Quand je suis devenu le représentant des États-Unis pour le commerce extérieur en 2013, mon fils de 11 ans a voulu savoir en quoi consistait mon nouveau travail. Il m’avait accompagné en Inde l’année d’avant et nous avions rendu visite à l’ambassadeur des États-Unis, dans sa magnifique résidence à Delhi. Mon fils savait qu’en raison de mon titre de représentant pour le commerce extérieur, les gens s’adressaient à moi aussi en utilisant la formule « Monsieur l’Ambassadeur » ; pourtant, nous n’emménagions pas dans un nouveau pays ni une nouvelle maison. Curieux, il m’a demandé : « Il fait quoi au juste le représentant pour le commerce extérieur ? »

Je lui ai proposé de regarder les étiquettes cousues sur les habits rangés dans son armoire. « Made in Mexico », « Made in Bangladesh », « Made in Cambodia ». « Toutes ces étiquettes correspondent à un accord commercial ou un programme de préférences commerciales négocié entre plusieurs pays. Tout est lié au commerce », lui ai-je répondu.

Au cours de la décennie suivante, le commerce international a connu quelques péripéties notables. Les accords commerciaux et la mondialisation avaient jadis été célébrés, parce qu’ils créaient des chaînes d’approvisionnement efficaces et dynamiques, sortaient des centaines de millions de gens de la pauvreté et faisaient baisser les prix pour les consommateurs du monde entier. Par la suite, le retour de bâton avait été violent, motivé par la crainte que la libéralisation des échanges et la délocalisation des activités manufacturières n’aient vidé l’industrie de sa substance dans les pays développés. Aujourd’hui, les pays mènent des politiques plus nationalistes, et nous nous lamentons cette fois sur l’avenir du système commercial multilatéral, en nous inquiétant plus particulièrement pour le rôle de l’Organisation mondiale du commerce (OMC).

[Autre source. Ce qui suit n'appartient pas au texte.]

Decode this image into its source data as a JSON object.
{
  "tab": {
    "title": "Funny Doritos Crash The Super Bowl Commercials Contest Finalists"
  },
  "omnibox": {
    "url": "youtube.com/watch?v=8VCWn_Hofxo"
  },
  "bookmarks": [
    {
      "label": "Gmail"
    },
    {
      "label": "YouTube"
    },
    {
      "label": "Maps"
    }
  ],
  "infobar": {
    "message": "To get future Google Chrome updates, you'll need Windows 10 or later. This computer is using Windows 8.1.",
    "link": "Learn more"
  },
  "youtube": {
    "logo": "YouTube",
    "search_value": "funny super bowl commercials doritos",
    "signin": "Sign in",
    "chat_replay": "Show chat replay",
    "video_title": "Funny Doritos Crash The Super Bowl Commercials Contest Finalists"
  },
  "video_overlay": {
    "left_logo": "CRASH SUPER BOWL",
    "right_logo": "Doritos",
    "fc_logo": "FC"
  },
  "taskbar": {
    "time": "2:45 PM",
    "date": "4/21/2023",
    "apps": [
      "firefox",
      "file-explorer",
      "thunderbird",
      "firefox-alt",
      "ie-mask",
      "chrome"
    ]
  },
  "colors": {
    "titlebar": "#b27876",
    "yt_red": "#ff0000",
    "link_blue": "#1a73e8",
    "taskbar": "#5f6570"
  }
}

Scrutée avec la plus grande attention, la mondialisation évolue elle aussi. Les rumeurs de sa disparition sont très exagérées ou pour le moins prématurées. Il est vrai que certains pays se sont retirés des négociations visant à libéraliser le commerce, mais d’autres, en Afrique en particulier, poursuivent dans cette voie. Les entreprises réévaluent leurs chaînes d’approvisionnement, en ne s’attachant plus seulement à l’efficacité, mais en privilégiant également la sécurité, la résilience et l’emploi. Il y a eu des relocalisations, mais aussi des délocalisations vers des pays proches ou alliés. Le commerce international continue de prospérer.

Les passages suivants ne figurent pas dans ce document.